Gleichgewicht zwischen Natürlichem und Künstlichem

„Wir wollten keine edlen Materialien wie Marmor verwenden“, betont Jurjen van der Horst, Associate Partner bei Studion​inedots. „Mit der Materialität versuchen wir uns an die Umgebung zwischen Industriegebiet und Natur anzunähern.“ Bei der Villa Fifty-Fifty sollte es darüber hinaus eine Materialsprache sein, die gewohnte Oberflächen aus Innenräumen nach außen bringt und vice versa.

Als Highlight positioniert sich der zentrale Turm, der als Volumen stark reflektieren sollte, vor allem den Himmel, der sich in den Niederlanden im Laufe eines Tages mehrfach verändert. Das geschlossene vertikale Volumen, in dem sich die beiden Kinderzimmer befinden, spiegelt mit seiner poliertem Aluminiumfassade auf subtile Weise die Landschaft wider. Die Architekten wünschten sich eine sensible Reflexion. Wenn es dunkelt wird, leuchten die Fenster im Wohnturm.

Ein echter Spiegel würde die Architektur nicht unsichtbar werden lassen, sondern könnte in diesem Setting genau das Gegenteil erzeugen, befürchtete das Team von Studion​inedots. „Wir haben uns dann Referenzen angeschaut, zum Beispiel das Museum von SANAA für den Louvre in Lens“, erinnert sich Jurjen van der Horst. „Paneele aus gebürstetem Aluminium erschienen uns die beste Entscheidung.“ Dass die Fassade perfekt zum Inside-outside-Konzept passt, überzeugte auch die Bauherren.
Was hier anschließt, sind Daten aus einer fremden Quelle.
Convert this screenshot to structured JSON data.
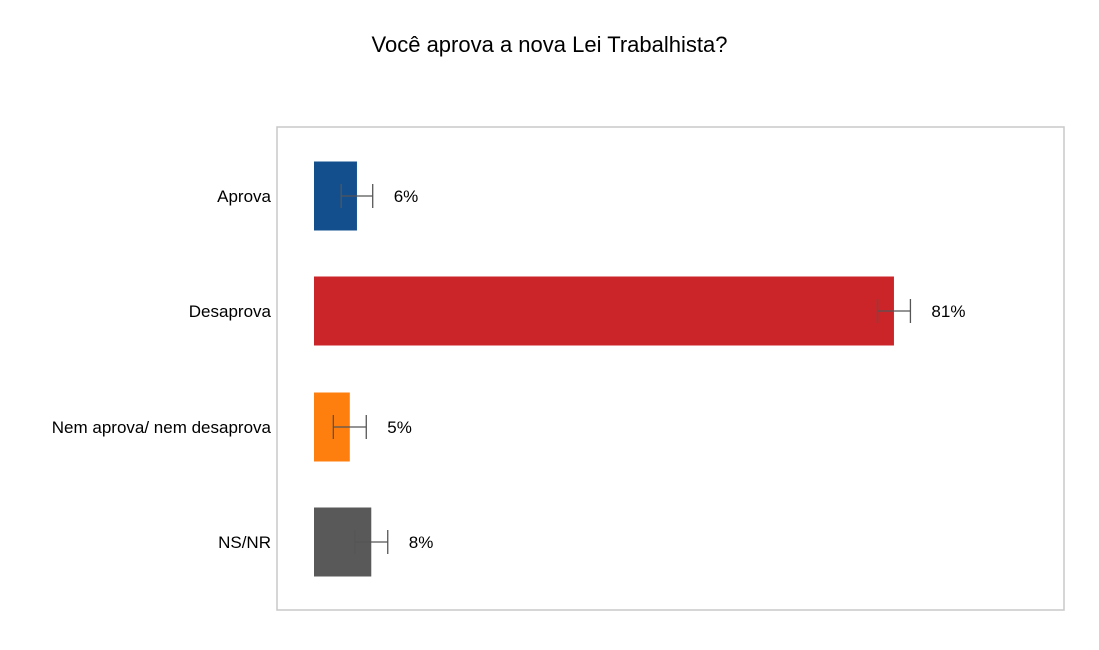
{
  "chart_data": {
    "type": "bar",
    "orientation": "horizontal",
    "title": "Você aprova a nova Lei Trabalhista?",
    "categories": [
      "Aprova",
      "Desaprova",
      "Nem aprova/ nem desaprova",
      "NS/NR"
    ],
    "values": [
      6,
      81,
      5,
      8
    ],
    "value_labels": [
      "6%",
      "81%",
      "5%",
      "8%"
    ],
    "error_bars": [
      [
        3.8,
        8.2
      ],
      [
        78.7,
        83.3
      ],
      [
        2.7,
        7.3
      ],
      [
        5.7,
        10.3
      ]
    ],
    "colors": [
      "#134f8c",
      "#cc2529",
      "#ff7f0e",
      "#595959"
    ],
    "xlim": [
      0,
      100
    ],
    "grid": false,
    "legend": "none"
  }
}
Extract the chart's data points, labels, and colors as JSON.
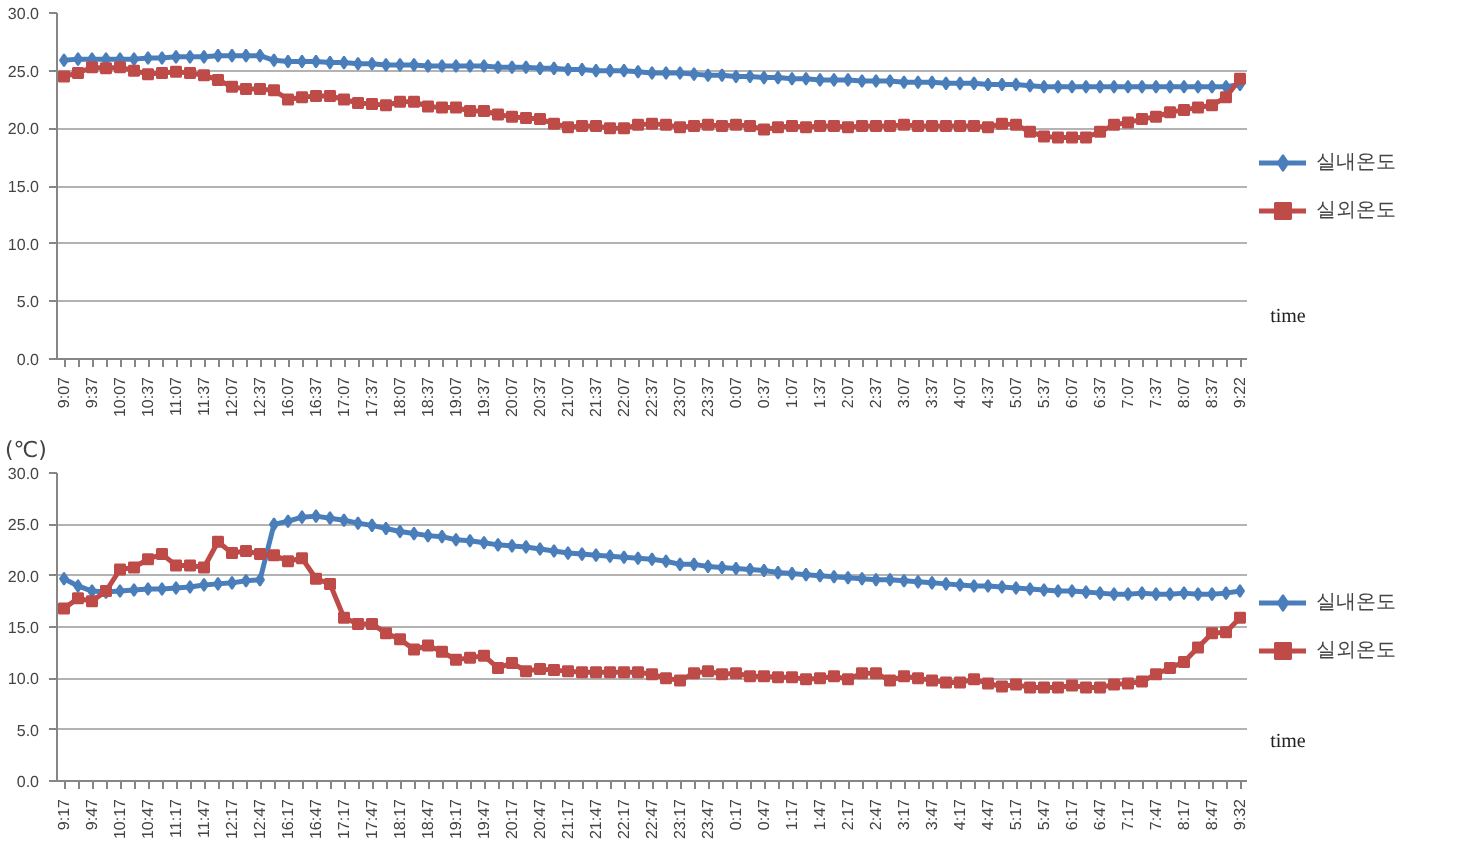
{
  "chart_data": [
    {
      "type": "line",
      "xlabel": "time",
      "categories": [
        "9:07",
        null,
        "9:37",
        null,
        "10:07",
        null,
        "10:37",
        null,
        "11:07",
        null,
        "11:37",
        null,
        "12:07",
        null,
        "12:37",
        null,
        "16:07",
        null,
        "16:37",
        null,
        "17:07",
        null,
        "17:37",
        null,
        "18:07",
        null,
        "18:37",
        null,
        "19:07",
        null,
        "19:37",
        null,
        "20:07",
        null,
        "20:37",
        null,
        "21:07",
        null,
        "21:37",
        null,
        "22:07",
        null,
        "22:37",
        null,
        "23:07",
        null,
        "23:37",
        null,
        "0:07",
        null,
        "0:37",
        null,
        "1:07",
        null,
        "1:37",
        null,
        "2:07",
        null,
        "2:37",
        null,
        "3:07",
        null,
        "3:37",
        null,
        "4:07",
        null,
        "4:37",
        null,
        "5:07",
        null,
        "5:37",
        null,
        "6:07",
        null,
        "6:37",
        null,
        "7:07",
        null,
        "7:37",
        null,
        "8:07",
        null,
        "8:37",
        null,
        "9:22"
      ],
      "series": [
        {
          "name": "실내온도",
          "color": "#4a7ebb",
          "marker": "diamond",
          "values": [
            25.9,
            26.0,
            26.0,
            26.0,
            26.0,
            26.0,
            26.1,
            26.1,
            26.2,
            26.2,
            26.2,
            26.3,
            26.3,
            26.3,
            26.3,
            25.9,
            25.8,
            25.8,
            25.8,
            25.7,
            25.7,
            25.6,
            25.6,
            25.5,
            25.5,
            25.5,
            25.4,
            25.4,
            25.4,
            25.4,
            25.4,
            25.3,
            25.3,
            25.3,
            25.2,
            25.2,
            25.1,
            25.1,
            25.0,
            25.0,
            25.0,
            24.9,
            24.8,
            24.8,
            24.8,
            24.7,
            24.6,
            24.6,
            24.5,
            24.5,
            24.4,
            24.4,
            24.3,
            24.3,
            24.2,
            24.2,
            24.2,
            24.1,
            24.1,
            24.1,
            24.0,
            24.0,
            24.0,
            23.9,
            23.9,
            23.9,
            23.8,
            23.8,
            23.8,
            23.7,
            23.6,
            23.6,
            23.6,
            23.6,
            23.6,
            23.6,
            23.6,
            23.6,
            23.6,
            23.6,
            23.6,
            23.6,
            23.6,
            23.6,
            23.8
          ]
        },
        {
          "name": "실외온도",
          "color": "#be4b48",
          "marker": "square",
          "values": [
            24.5,
            24.8,
            25.3,
            25.2,
            25.3,
            25.0,
            24.7,
            24.8,
            24.9,
            24.8,
            24.6,
            24.2,
            23.6,
            23.4,
            23.4,
            23.3,
            22.5,
            22.7,
            22.8,
            22.8,
            22.5,
            22.2,
            22.1,
            22.0,
            22.3,
            22.3,
            21.9,
            21.8,
            21.8,
            21.5,
            21.5,
            21.2,
            21.0,
            20.9,
            20.8,
            20.4,
            20.1,
            20.2,
            20.2,
            20.0,
            20.0,
            20.3,
            20.4,
            20.3,
            20.1,
            20.2,
            20.3,
            20.2,
            20.3,
            20.2,
            19.9,
            20.1,
            20.2,
            20.1,
            20.2,
            20.2,
            20.1,
            20.2,
            20.2,
            20.2,
            20.3,
            20.2,
            20.2,
            20.2,
            20.2,
            20.2,
            20.1,
            20.4,
            20.3,
            19.7,
            19.3,
            19.2,
            19.2,
            19.2,
            19.7,
            20.3,
            20.5,
            20.8,
            21.0,
            21.4,
            21.6,
            21.8,
            22.0,
            22.7,
            24.3
          ]
        }
      ],
      "ylim": [
        0,
        30
      ],
      "yticks": [
        {
          "value": 0,
          "label": "0.0"
        },
        {
          "value": 5,
          "label": "5.0"
        },
        {
          "value": 10,
          "label": "10.0"
        },
        {
          "value": 15,
          "label": "15.0"
        },
        {
          "value": 20,
          "label": "20.0"
        },
        {
          "value": 25,
          "label": "25.0"
        },
        {
          "value": 30,
          "label": "30.0"
        }
      ],
      "grid": "y",
      "legend": "right",
      "line_style": "solid"
    },
    {
      "type": "line",
      "xlabel": "time",
      "ylabel": "(℃)",
      "categories": [
        "9:17",
        null,
        "9:47",
        null,
        "10:17",
        null,
        "10:47",
        null,
        "11:17",
        null,
        "11:47",
        null,
        "12:17",
        null,
        "12:47",
        null,
        "16:17",
        null,
        "16:47",
        null,
        "17:17",
        null,
        "17:47",
        null,
        "18:17",
        null,
        "18:47",
        null,
        "19:17",
        null,
        "19:47",
        null,
        "20:17",
        null,
        "20:47",
        null,
        "21:17",
        null,
        "21:47",
        null,
        "22:17",
        null,
        "22:47",
        null,
        "23:17",
        null,
        "23:47",
        null,
        "0:17",
        null,
        "0:47",
        null,
        "1:17",
        null,
        "1:47",
        null,
        "2:17",
        null,
        "2:47",
        null,
        "3:17",
        null,
        "3:47",
        null,
        "4:17",
        null,
        "4:47",
        null,
        "5:17",
        null,
        "5:47",
        null,
        "6:17",
        null,
        "6:47",
        null,
        "7:17",
        null,
        "7:47",
        null,
        "8:17",
        null,
        "8:47",
        null,
        "9:32"
      ],
      "series": [
        {
          "name": "실내온도",
          "color": "#4a7ebb",
          "marker": "diamond",
          "values": [
            19.7,
            19.0,
            18.5,
            18.4,
            18.5,
            18.6,
            18.7,
            18.7,
            18.8,
            18.9,
            19.1,
            19.2,
            19.3,
            19.5,
            19.6,
            25.0,
            25.3,
            25.7,
            25.8,
            25.6,
            25.4,
            25.1,
            24.9,
            24.6,
            24.3,
            24.1,
            23.9,
            23.8,
            23.5,
            23.4,
            23.2,
            23.0,
            22.9,
            22.8,
            22.6,
            22.4,
            22.2,
            22.1,
            22.0,
            21.9,
            21.8,
            21.7,
            21.6,
            21.4,
            21.1,
            21.1,
            20.9,
            20.8,
            20.7,
            20.6,
            20.5,
            20.3,
            20.2,
            20.1,
            20.0,
            19.9,
            19.8,
            19.7,
            19.6,
            19.6,
            19.5,
            19.4,
            19.3,
            19.2,
            19.1,
            19.0,
            19.0,
            18.9,
            18.8,
            18.7,
            18.6,
            18.5,
            18.5,
            18.4,
            18.3,
            18.2,
            18.2,
            18.3,
            18.2,
            18.2,
            18.3,
            18.2,
            18.2,
            18.3,
            18.5
          ]
        },
        {
          "name": "실외온도",
          "color": "#be4b48",
          "marker": "square",
          "values": [
            16.8,
            17.8,
            17.5,
            18.5,
            20.6,
            20.8,
            21.6,
            22.1,
            21.0,
            21.0,
            20.8,
            23.3,
            22.2,
            22.4,
            22.1,
            22.0,
            21.4,
            21.7,
            19.7,
            19.2,
            15.9,
            15.3,
            15.3,
            14.4,
            13.8,
            12.8,
            13.2,
            12.6,
            11.8,
            12.0,
            12.2,
            11.0,
            11.5,
            10.7,
            10.9,
            10.8,
            10.7,
            10.6,
            10.6,
            10.6,
            10.6,
            10.6,
            10.4,
            10.0,
            9.8,
            10.5,
            10.7,
            10.4,
            10.5,
            10.2,
            10.2,
            10.1,
            10.1,
            9.9,
            10.0,
            10.2,
            9.9,
            10.5,
            10.5,
            9.8,
            10.2,
            10.0,
            9.8,
            9.6,
            9.6,
            9.9,
            9.5,
            9.2,
            9.4,
            9.1,
            9.1,
            9.1,
            9.3,
            9.1,
            9.1,
            9.4,
            9.5,
            9.7,
            10.4,
            11.0,
            11.6,
            13.0,
            14.4,
            14.5,
            15.9
          ]
        }
      ],
      "ylim": [
        0,
        30
      ],
      "yticks": [
        {
          "value": 0,
          "label": "0.0"
        },
        {
          "value": 5,
          "label": "5.0"
        },
        {
          "value": 10,
          "label": "10.0"
        },
        {
          "value": 15,
          "label": "15.0"
        },
        {
          "value": 20,
          "label": "20.0"
        },
        {
          "value": 25,
          "label": "25.0"
        },
        {
          "value": 30,
          "label": "30.0"
        }
      ],
      "grid": "y",
      "legend": "right",
      "line_style": "solid"
    }
  ]
}
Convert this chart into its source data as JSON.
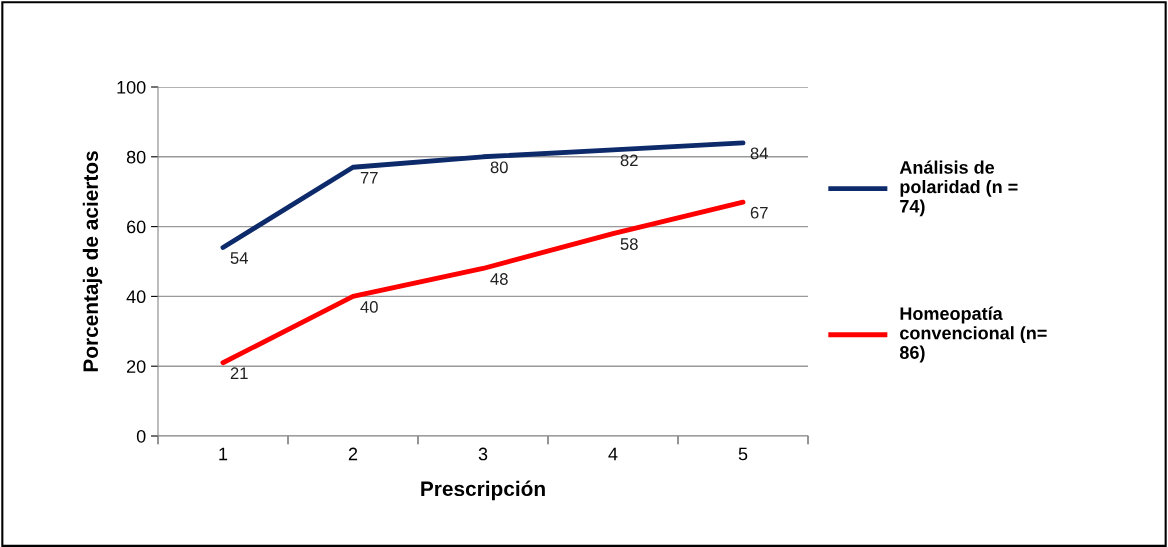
{
  "chart_data": {
    "type": "line",
    "categories": [
      "1",
      "2",
      "3",
      "4",
      "5"
    ],
    "xlabel": "Prescripción",
    "ylabel": "Porcentaje de aciertos",
    "series": [
      {
        "name": "Análisis de polaridad (n = 74)",
        "color": "#0d2a6b",
        "values": [
          54,
          77,
          80,
          82,
          84
        ]
      },
      {
        "name": "Homeopatía convencional (n= 86)",
        "color": "#ff0000",
        "values": [
          21,
          40,
          48,
          58,
          67
        ]
      }
    ],
    "ylim": [
      0,
      100
    ],
    "yticks": [
      0,
      20,
      40,
      60,
      80,
      100
    ],
    "grid": "y",
    "legend": "right",
    "data_labels": true,
    "marker": "none",
    "line_style": "solid"
  }
}
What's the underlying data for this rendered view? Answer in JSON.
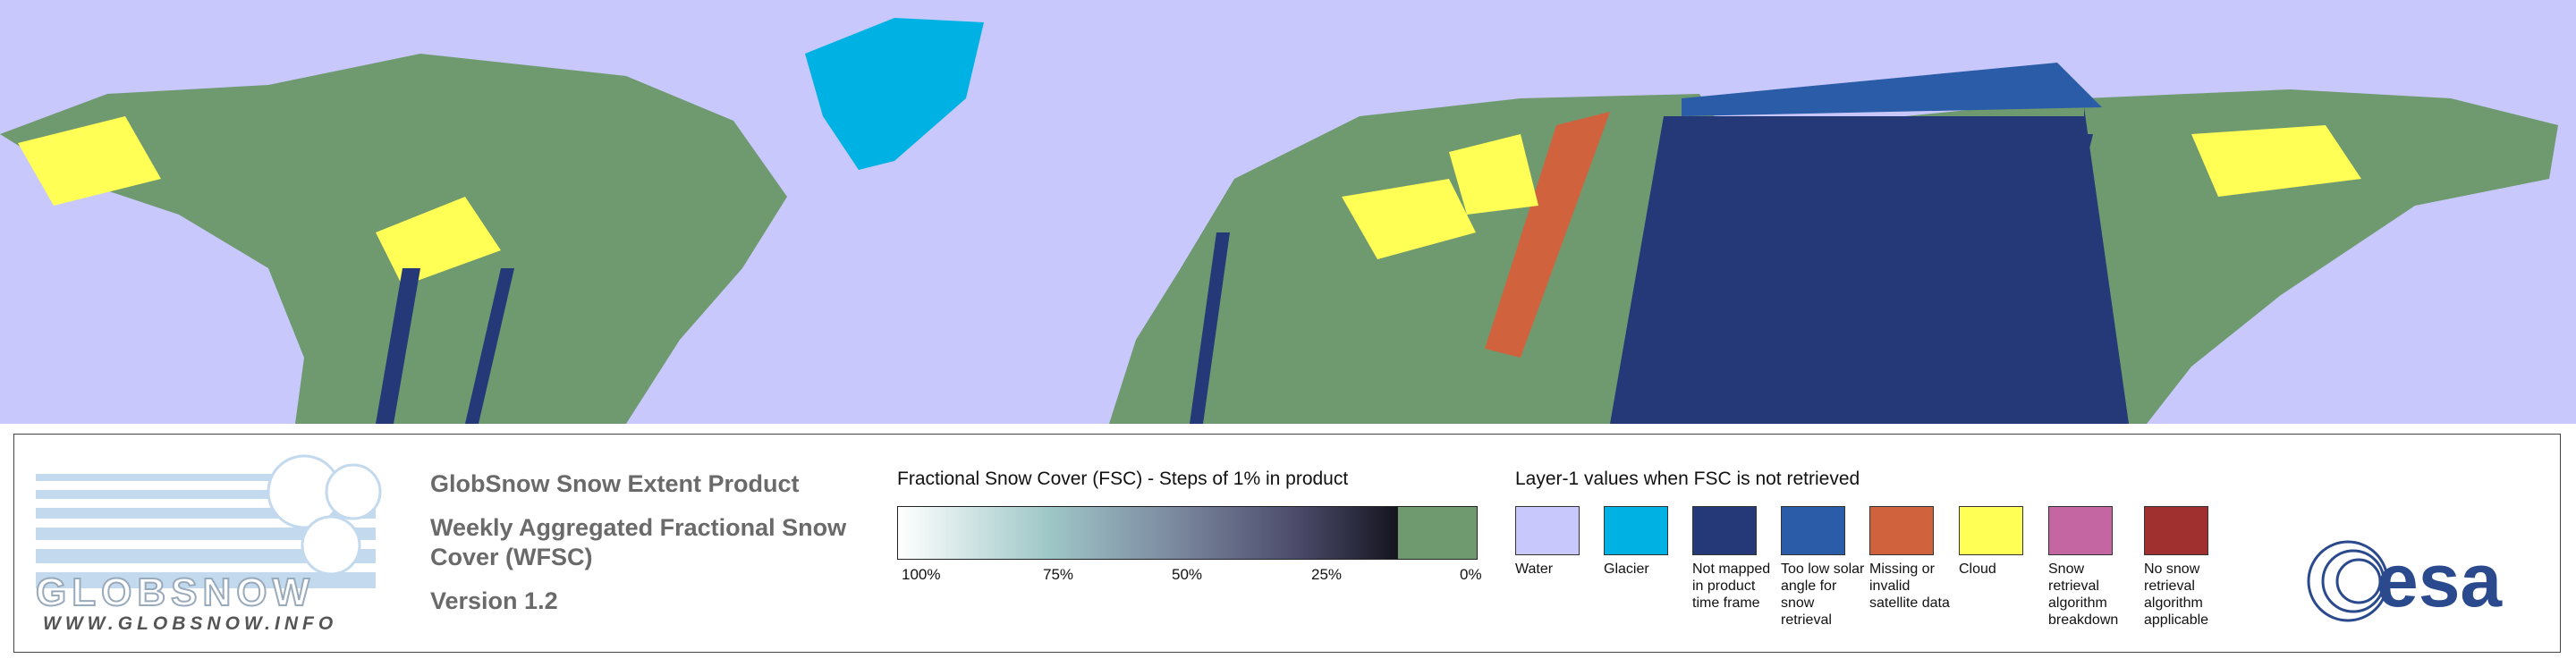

Van der Horst: „Sie haben bei keinem unserer Vorschläge wirklich Einspruch erhoben.“ Bei einem früheren Projekt hatten Architekten von Studioninedots bereits eine starke Vertrauensbasis aufgebaut. 2020 wurde die Villa Fifty-Fifty nach zwei Jahren Bauzeit bezogen. Gerade noch rechtzeitig zum ersten Lockdown, in dem das Leben zwischen drinnen und draußen so essenziell wurde.